Dbt snowplow_web starts always from `start_date`

snowplow_web 0.16.2 with dbt 1.7.3 runs successfully but subsequent runs always start from start_date again. And it always processes the same data.

I checked snowplow_web_incremental_manifest table is empty after dbt run. Other tables in the same schema like snowplow_web_base_sessions_lifecycle_manifest or snowplow_web_base_quarantined_sessions are populated ok with the data. I am using postgres v15 as backend db.

Following is my dbt_project.yml configuration:

  - macro_namespace: dbt
    search_order: ['snowplow_utils', 'dbt']

  name_tracker: 'prod'
  snowplow__enable_load_tstamp: false
  snowplow__start_date: "2023-06-01"
  snowplow__enable_iab: false
  snowplow__enable_ua: true
  snowplow__enable_yauaa: true
  snowplow__allow_refresh: true

I run dbt with dbt run --selector snowplow_web.

Thank you.

Hi @ondraz

Can you post the output of your dbt run please? It sounds like the manifest table post hook is not completing correctly.

Do you have any custom models in your project, or any model configs set in your project yaml? And just to check you did copy out the selectors file? Did it work on a previous version or is this your first time trying to use the package?

Thank you, I just got it working finally.

I added snowplow__backfill_limit_days: 7 this caused snowplow_web_incremental_manifest to be populated correctly but still was overwritten each run with data starting from start_date.

I had to remove snowplow__allow_refresh: true from dbt_project.yml to get incremental runs.
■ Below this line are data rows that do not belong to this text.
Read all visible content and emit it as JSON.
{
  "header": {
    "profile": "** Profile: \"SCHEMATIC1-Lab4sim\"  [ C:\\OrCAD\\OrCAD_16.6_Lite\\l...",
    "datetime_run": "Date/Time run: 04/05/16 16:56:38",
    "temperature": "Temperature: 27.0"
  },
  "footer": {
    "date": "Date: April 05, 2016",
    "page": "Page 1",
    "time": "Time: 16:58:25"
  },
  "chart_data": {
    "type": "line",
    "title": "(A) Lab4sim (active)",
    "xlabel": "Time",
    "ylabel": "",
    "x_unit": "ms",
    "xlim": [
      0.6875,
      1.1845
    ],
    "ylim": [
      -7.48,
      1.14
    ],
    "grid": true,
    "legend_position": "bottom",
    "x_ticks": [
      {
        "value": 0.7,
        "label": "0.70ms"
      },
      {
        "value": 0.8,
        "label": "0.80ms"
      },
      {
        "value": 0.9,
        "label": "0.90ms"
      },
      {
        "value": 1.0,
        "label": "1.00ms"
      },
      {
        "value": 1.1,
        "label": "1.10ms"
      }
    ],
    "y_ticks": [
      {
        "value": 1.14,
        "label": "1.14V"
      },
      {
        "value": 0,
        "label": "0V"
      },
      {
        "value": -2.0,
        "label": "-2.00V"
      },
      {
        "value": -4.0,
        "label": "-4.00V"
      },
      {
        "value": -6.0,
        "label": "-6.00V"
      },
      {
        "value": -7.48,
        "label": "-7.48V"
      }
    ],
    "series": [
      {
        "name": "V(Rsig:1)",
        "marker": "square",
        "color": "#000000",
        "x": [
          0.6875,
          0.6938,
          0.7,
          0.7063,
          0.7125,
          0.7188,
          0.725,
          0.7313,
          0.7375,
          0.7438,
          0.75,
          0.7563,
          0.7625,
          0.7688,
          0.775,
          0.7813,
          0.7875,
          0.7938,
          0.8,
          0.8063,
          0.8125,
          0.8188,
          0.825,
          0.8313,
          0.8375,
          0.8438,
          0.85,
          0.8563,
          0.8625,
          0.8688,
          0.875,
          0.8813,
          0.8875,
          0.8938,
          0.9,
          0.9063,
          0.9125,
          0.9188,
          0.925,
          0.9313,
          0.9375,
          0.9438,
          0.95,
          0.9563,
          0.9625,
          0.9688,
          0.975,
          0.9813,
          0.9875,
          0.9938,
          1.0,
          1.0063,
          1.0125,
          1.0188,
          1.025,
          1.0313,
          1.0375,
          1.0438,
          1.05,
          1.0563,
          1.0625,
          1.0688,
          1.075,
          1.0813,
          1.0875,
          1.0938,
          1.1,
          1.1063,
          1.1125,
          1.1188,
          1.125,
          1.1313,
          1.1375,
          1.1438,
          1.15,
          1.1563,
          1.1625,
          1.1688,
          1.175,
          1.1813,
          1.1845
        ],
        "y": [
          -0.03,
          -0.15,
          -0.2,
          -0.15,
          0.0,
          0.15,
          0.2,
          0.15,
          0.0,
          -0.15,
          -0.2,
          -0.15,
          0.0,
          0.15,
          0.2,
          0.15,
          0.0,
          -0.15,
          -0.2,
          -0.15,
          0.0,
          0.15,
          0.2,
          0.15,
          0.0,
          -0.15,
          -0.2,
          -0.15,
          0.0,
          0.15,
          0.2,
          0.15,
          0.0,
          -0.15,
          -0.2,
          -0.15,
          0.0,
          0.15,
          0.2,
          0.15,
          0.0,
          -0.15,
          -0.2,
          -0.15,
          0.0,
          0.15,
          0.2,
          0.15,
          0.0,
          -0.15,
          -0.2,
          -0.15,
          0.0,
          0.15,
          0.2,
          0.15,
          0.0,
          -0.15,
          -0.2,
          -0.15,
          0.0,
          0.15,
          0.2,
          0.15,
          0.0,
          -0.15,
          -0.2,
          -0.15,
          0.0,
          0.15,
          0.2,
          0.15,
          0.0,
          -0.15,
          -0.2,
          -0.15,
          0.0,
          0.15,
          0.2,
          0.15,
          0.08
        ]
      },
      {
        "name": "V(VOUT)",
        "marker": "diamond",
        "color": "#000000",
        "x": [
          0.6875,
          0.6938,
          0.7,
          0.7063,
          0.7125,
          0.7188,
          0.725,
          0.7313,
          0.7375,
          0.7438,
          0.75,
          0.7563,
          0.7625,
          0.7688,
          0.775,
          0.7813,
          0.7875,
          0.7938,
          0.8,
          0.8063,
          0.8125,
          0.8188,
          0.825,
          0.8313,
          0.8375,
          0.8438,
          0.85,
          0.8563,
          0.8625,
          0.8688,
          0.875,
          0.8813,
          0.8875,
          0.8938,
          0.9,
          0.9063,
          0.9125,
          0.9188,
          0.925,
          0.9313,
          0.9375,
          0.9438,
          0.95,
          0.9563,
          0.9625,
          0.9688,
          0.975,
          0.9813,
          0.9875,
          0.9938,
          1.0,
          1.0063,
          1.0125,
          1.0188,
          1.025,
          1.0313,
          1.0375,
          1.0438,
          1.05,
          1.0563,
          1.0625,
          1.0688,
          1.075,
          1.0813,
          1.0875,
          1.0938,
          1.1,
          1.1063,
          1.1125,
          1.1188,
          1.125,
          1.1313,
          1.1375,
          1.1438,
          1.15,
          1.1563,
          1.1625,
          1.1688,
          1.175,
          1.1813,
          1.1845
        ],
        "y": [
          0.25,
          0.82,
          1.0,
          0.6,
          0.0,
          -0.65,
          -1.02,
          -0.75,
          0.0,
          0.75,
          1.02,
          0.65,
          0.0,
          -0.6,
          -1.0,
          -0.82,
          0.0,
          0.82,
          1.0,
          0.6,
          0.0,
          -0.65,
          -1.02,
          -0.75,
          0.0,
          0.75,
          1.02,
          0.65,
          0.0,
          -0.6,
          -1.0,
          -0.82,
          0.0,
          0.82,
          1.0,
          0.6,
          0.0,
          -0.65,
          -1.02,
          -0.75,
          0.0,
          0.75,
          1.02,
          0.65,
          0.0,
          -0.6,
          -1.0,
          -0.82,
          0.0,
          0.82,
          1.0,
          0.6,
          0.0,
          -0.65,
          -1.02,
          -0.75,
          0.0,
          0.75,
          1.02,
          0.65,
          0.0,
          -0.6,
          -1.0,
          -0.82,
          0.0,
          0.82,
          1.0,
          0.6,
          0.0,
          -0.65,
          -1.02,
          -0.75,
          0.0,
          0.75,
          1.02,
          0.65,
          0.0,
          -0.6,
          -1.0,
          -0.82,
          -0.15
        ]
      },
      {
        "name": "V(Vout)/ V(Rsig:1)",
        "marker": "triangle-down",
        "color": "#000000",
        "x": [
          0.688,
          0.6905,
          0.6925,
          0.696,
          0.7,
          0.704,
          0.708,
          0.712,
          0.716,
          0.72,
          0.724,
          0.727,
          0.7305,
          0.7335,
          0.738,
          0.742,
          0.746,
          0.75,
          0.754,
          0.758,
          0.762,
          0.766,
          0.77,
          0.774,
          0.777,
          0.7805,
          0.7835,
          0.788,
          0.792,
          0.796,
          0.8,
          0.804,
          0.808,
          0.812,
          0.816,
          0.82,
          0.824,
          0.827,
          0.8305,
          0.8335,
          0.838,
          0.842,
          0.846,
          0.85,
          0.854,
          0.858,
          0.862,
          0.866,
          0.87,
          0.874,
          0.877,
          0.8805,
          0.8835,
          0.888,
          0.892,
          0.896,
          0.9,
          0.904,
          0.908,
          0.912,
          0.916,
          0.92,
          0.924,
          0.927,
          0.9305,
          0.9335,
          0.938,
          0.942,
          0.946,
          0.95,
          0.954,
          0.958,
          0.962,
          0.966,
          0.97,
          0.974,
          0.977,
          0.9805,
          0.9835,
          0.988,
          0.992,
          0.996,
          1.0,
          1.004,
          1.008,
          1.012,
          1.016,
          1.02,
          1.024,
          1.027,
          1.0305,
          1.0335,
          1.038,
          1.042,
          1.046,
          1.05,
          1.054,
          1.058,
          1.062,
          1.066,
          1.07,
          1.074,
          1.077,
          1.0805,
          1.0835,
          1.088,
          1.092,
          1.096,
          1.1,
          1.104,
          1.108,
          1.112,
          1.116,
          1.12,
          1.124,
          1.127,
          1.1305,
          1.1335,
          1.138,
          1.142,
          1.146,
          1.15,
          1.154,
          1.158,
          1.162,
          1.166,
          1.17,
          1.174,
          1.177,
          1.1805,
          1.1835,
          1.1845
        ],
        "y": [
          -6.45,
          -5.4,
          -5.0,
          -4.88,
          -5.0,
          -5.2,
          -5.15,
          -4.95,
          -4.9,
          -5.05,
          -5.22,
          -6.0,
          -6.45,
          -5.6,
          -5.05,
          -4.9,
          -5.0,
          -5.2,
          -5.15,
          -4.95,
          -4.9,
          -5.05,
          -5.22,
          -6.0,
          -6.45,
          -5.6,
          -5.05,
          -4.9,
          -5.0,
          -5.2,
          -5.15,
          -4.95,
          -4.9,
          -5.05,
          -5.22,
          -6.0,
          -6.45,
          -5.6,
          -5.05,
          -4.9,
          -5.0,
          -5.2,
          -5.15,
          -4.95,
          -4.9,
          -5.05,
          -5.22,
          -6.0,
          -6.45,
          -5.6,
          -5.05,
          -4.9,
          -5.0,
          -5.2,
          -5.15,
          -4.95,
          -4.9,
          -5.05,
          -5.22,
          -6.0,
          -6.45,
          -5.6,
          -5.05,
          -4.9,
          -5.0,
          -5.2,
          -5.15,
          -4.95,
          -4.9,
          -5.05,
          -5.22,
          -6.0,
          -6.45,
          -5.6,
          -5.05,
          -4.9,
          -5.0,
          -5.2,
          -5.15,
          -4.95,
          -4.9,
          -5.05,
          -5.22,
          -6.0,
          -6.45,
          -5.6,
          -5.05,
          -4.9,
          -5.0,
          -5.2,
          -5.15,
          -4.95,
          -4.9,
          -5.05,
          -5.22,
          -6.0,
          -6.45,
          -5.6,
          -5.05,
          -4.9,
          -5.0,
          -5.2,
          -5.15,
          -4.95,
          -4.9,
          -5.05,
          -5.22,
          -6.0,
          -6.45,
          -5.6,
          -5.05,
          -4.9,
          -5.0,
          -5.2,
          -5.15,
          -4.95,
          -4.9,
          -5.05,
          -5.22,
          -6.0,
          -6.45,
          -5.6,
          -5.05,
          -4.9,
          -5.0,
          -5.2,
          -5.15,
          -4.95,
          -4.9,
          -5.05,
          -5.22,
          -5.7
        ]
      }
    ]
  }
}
To your questions. post hooks ran correctly, I have dbt models in the project but these are not built on snowplow-web tables. This is my first time setting up snowplow-web.

Thank you.

Yeah that variable is a little confusingly named, it allows refreshes to the manifest table but also specifically causes refreshes on them at the same time, glad you got it working though!